The mother of Matthew Leahy, who died whilst an inpatient in an Essex mental health ward, secured a parliamentary debate into deaths in mental health care following a successful petition supported by over 105,000 people. The debate will take place in Westminster Hall from 4.30 on Monday 30 November.
Melanie Leahy called for a debate on the need for a full public inquiry into the failures in the care of her son, and subsequently other families bereaved by preventable deaths in Essex mental health care have joined the call.
Matthew was 20 years old when he died on 15 November 2012, whilst in the care of the North Essex Partnership University NHS Foundation Trust (NEP) run Linden Centre. A critical inquest, police investigation, and damning Parliamentary Health Service Ombudsman investigation followed.
This year the Trust, now the Essex Partnership University Trust, pleaded guilty to failures relating to the deaths of 11 patients, and the Health Minister announced that the government intends to commission an independent review into the Linden Centre.
Since 2013, INQUEST has worked on over 28 cases involving deaths in mental health settings in Essex. These deaths are marred by failures that are repeated time and again and include: poor information sharing and record keeping, inadequate risk assessments, dangerous ligature points. The situation in Essex is a stark example of the systemic failures in the care of people with mental ill health.
There have been countless investigations, inspection reports and inquests highlighting these failures, but despite these, preventable deaths have continued. Concrete action is needed to ensure these families have access to truth, justice and accountability, and to create and sustain change in Essex and more broadly in mental health services across England and Wales.
The Westminster Hall debate is an opportunity to discuss these issues in Parliament. In a briefing for MPs, INQUEST is calling for action on:
- A statutory public inquiry into Essex mental health services.

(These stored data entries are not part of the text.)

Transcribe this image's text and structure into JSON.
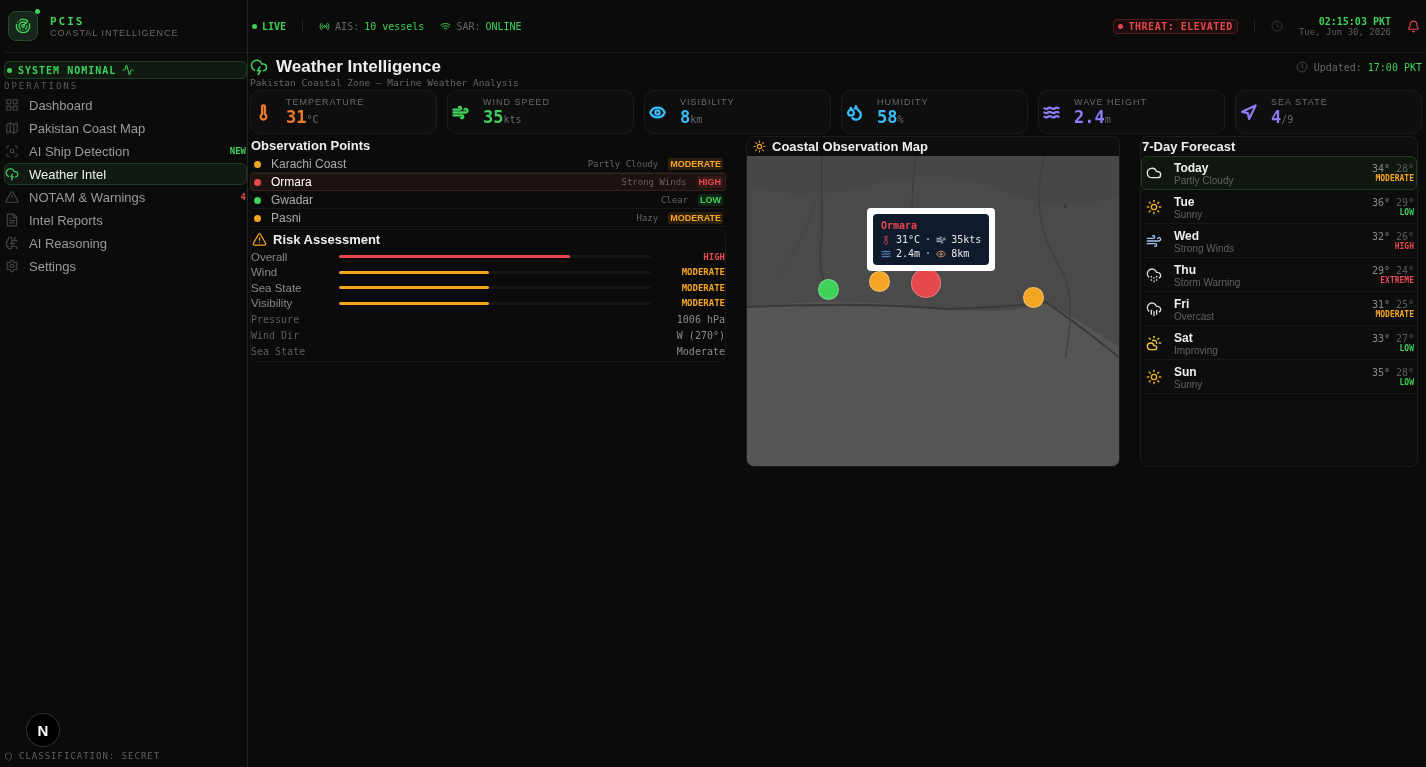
{
  "brand": {
    "name": "PCIS",
    "subtitle": "COASTAL INTELLIGENCE"
  },
  "system_status": "SYSTEM NOMINAL",
  "nav_section": "OPERATIONS",
  "nav": [
    {
      "label": "Dashboard",
      "selected": false
    },
    {
      "label": "Pakistan Coast Map",
      "selected": false
    },
    {
      "label": "AI Ship Detection",
      "selected": false,
      "badge": {
        "text": "NEW",
        "color": "#3fd15a"
      }
    },
    {
      "label": "Weather Intel",
      "selected": true
    },
    {
      "label": "NOTAM & Warnings",
      "selected": false,
      "badge": {
        "text": "4",
        "color": "#e5484d"
      }
    },
    {
      "label": "Intel Reports",
      "selected": false
    },
    {
      "label": "AI Reasoning",
      "selected": false
    },
    {
      "label": "Settings",
      "selected": false
    }
  ],
  "footer": "CLASSIFICATION: SECRET",
  "dev_badge": "N",
  "topbar": {
    "live": "LIVE",
    "ais_label": "AIS:",
    "ais_value": "10 vessels",
    "sar_label": "SAR:",
    "sar_value": "ONLINE",
    "threat": "THREAT: ELEVATED",
    "time": "02:15:03 PKT",
    "date": "Tue, Jun 30, 2026"
  },
  "page": {
    "title": "Weather Intelligence",
    "subtitle": "Pakistan Coastal Zone — Marine Weather Analysis",
    "updated_label": "Updated:",
    "updated_value": "17:00 PKT"
  },
  "stats": [
    {
      "label": "TEMPERATURE",
      "value": "31",
      "unit": "°C",
      "color": "#f07a2a"
    },
    {
      "label": "WIND SPEED",
      "value": "35",
      "unit": "kts",
      "color": "#3fd15a"
    },
    {
      "label": "VISIBILITY",
      "value": "8",
      "unit": "km",
      "color": "#38bdf8"
    },
    {
      "label": "HUMIDITY",
      "value": "58",
      "unit": "%",
      "color": "#38bdf8"
    },
    {
      "label": "WAVE HEIGHT",
      "value": "2.4",
      "unit": "m",
      "color": "#8b7cf6"
    },
    {
      "label": "SEA STATE",
      "value": "4",
      "unit": "/9",
      "color": "#8b7cf6"
    }
  ],
  "observation_points": {
    "title": "Observation Points",
    "items": [
      {
        "name": "Karachi Coast",
        "condition": "Partly Cloudy",
        "risk": "MODERATE",
        "color": "#f5a524",
        "selected": false
      },
      {
        "name": "Ormara",
        "condition": "Strong Winds",
        "risk": "HIGH",
        "color": "#e5484d",
        "selected": true
      },
      {
        "name": "Gwadar",
        "condition": "Clear",
        "risk": "LOW",
        "color": "#3fd15a",
        "selected": false
      },
      {
        "name": "Pasni",
        "condition": "Hazy",
        "risk": "MODERATE",
        "color": "#f5a524",
        "selected": false
      }
    ]
  },
  "risk_assessment": {
    "title": "Risk Assessment",
    "bars": [
      {
        "label": "Overall",
        "level": 0.74,
        "value": "HIGH",
        "color": "#e5484d"
      },
      {
        "label": "Wind",
        "level": 0.48,
        "value": "MODERATE",
        "color": "#f5a524"
      },
      {
        "label": "Sea State",
        "level": 0.48,
        "value": "MODERATE",
        "color": "#f5a524"
      },
      {
        "label": "Visibility",
        "level": 0.48,
        "value": "MODERATE",
        "color": "#f5a524"
      }
    ],
    "details": [
      {
        "label": "Pressure",
        "value": "1006 hPa"
      },
      {
        "label": "Wind Dir",
        "value": "W (270°)"
      },
      {
        "label": "Sea State",
        "value": "Moderate"
      }
    ]
  },
  "map": {
    "title": "Coastal Observation Map",
    "kind": "picture",
    "markers": [
      {
        "color": "#3fd15a",
        "selected": false
      },
      {
        "color": "#f5a524",
        "selected": false
      },
      {
        "color": "#e5484d",
        "selected": true
      },
      {
        "color": "#f5a524",
        "selected": false
      }
    ],
    "tooltip": {
      "name": "Ormara",
      "separator": "·",
      "temperature": "31°C",
      "wind": "35kts",
      "wave": "2.4m",
      "visibility": "8km"
    }
  },
  "forecast": {
    "title": "7-Day Forecast",
    "days": [
      {
        "day": "Today",
        "condition": "Partly Cloudy",
        "high": "34°",
        "low": "28°",
        "risk": "MODERATE",
        "color": "#f5a524",
        "kind": "cloudy",
        "selected": true
      },
      {
        "day": "Tue",
        "condition": "Sunny",
        "high": "36°",
        "low": "29°",
        "risk": "LOW",
        "color": "#3fd15a",
        "kind": "sunny",
        "selected": false
      },
      {
        "day": "Wed",
        "condition": "Strong Winds",
        "high": "32°",
        "low": "26°",
        "risk": "HIGH",
        "color": "#e5484d",
        "kind": "windy",
        "selected": false
      },
      {
        "day": "Thu",
        "condition": "Storm Warning",
        "high": "29°",
        "low": "24°",
        "risk": "EXTREME",
        "color": "#e5484d",
        "kind": "storm",
        "selected": false
      },
      {
        "day": "Fri",
        "condition": "Overcast",
        "high": "31°",
        "low": "25°",
        "risk": "MODERATE",
        "color": "#f5a524",
        "kind": "rain",
        "selected": false
      },
      {
        "day": "Sat",
        "condition": "Improving",
        "high": "33°",
        "low": "27°",
        "risk": "LOW",
        "color": "#3fd15a",
        "kind": "partly",
        "selected": false
      },
      {
        "day": "Sun",
        "condition": "Sunny",
        "high": "35°",
        "low": "28°",
        "risk": "LOW",
        "color": "#3fd15a",
        "kind": "sunny",
        "selected": false
      }
    ]
  }
}
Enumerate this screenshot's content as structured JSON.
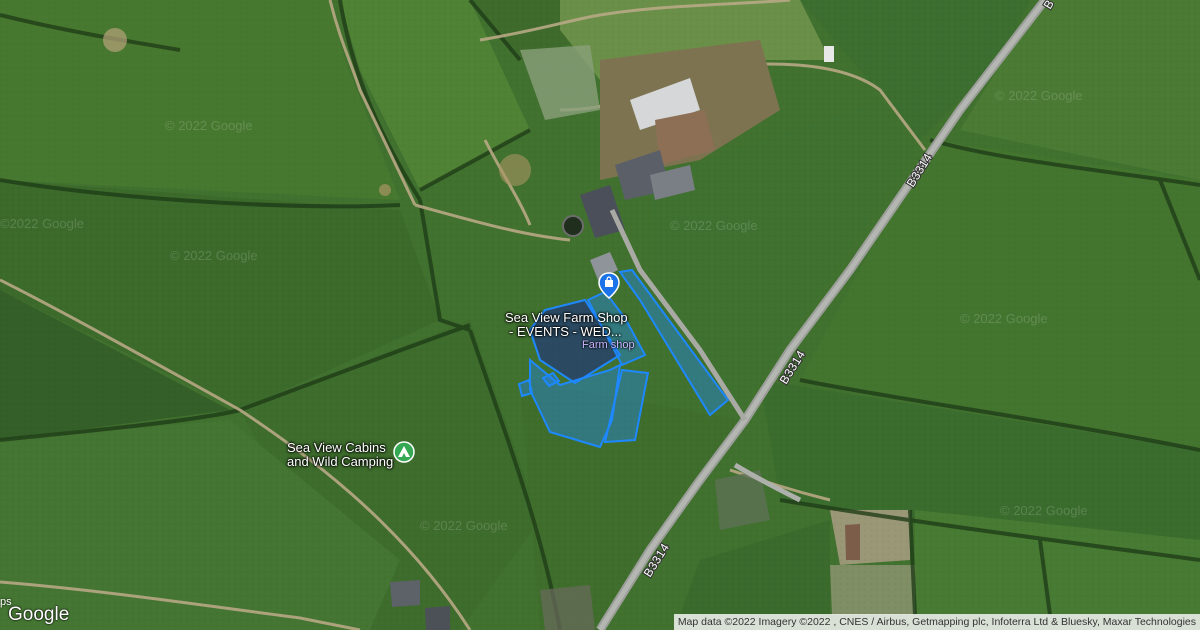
{
  "map": {
    "imagery_copyright": "© 2022 Google",
    "roads": [
      {
        "label": "B3314"
      },
      {
        "label": "B3314"
      },
      {
        "label": "B3314"
      },
      {
        "label": "B"
      }
    ],
    "pois": [
      {
        "name_line1": "Sea View Farm Shop",
        "name_line2": "- EVENTS - WED...",
        "category": "Farm shop",
        "icon": "shopping-bag-icon",
        "color": "#1a73e8"
      },
      {
        "name_line1": "Sea View Cabins",
        "name_line2": "and Wild Camping",
        "icon": "campground-icon",
        "color": "#34a853"
      }
    ],
    "highlight_color": "#1e88ff",
    "logo": "Google",
    "logo_stub": "ps",
    "attribution": "Map data ©2022 Imagery ©2022 , CNES / Airbus, Getmapping plc, Infoterra Ltd & Bluesky, Maxar Technologies"
  }
}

- Independent investigations into deaths in mental health settings.
- Formation of a National Oversight Mechanism on deaths in detention and mental health settings, which would collate, analyse and monitor learning and implementation of recommendations from state-related deaths, to ensure accountability and prevent future deaths.
Melanie Leahy, mother of Matthew Leahy, said: “I am a mother who is unable to mourn the death of my only child, because I do not have the truth as to how he truly died. There is no giving up on this pathway to truth, justice, accountability and change for others and I see the only way forward is through a Statutory Public Inquiry”.
Deborah Coles, Director of INQUEST said: “Essex mental health services ignored dangerous practices that led to preventable deaths. If it were not for the dedication and persistence of bereaved families to get to the truth, these failings would never have come to light. It is time that those families are listened to. Only a public inquiry can provide the scrutiny and oversight that is so necessary.”
NOTES TO EDITORS
The names of people who have died in the care of Essex mental health services, where there has been public reporting, are available here.
Melanie Leahy is represented by Nina Ali and Priya Singh from Hodge Jones & Allen solicitors.
The Essex Partnership University NHS Foundation Trust (EPUT) was established on 1 April 2017, and merged the North Essex Partnership University NHS Foundation Trust (NEP) and South Essex Partnership University NHS Foundation Trust (SEPT).
Earlier this month, the Essex Partnership University Trust (EPUT, the now merged North and South Essex Partnership University NHS Foundation Trust) pleaded guilty to failures relating to the deaths of 11 patients between 25 October 2004 and 31 March 2015. The case brought by the Health and Safety Executive is ongoing.
In October, Health Minister Edward Argar MP told the House of Commons that the government intends to commission an independent review into the Linden Centre, looking at “failures in care” between 2008 and 2015. Following the Ombudsman report, a review by NHS Improvement was also announced which is ongoing.
In May 2017, Essex Police launched a corporate manslaughter investigation into the series of deaths, prompted by Matthew’s family campaign highlighting repeated deaths at the Linden Centre. This investigation was however later dropped due to insufficiency of evidence. The CQC also decided not to bring charges, including following their investigation into the death of Richard Wade.
A Parliamentary Health Service Ombudsman investigation in 2019 identified systemic failure of the Trust to tackle repeated and critical failings over an “unacceptable period of time”, and highlighted inadequacies in initial investigations into Matthew and another young man’s death. An inquest into Matthew’s death in 2015 also highlighted multiple failings and missed opportunities in his care.
Journalist should refer to the Samaritans Media Guidelines for reporting suicide and self-harm.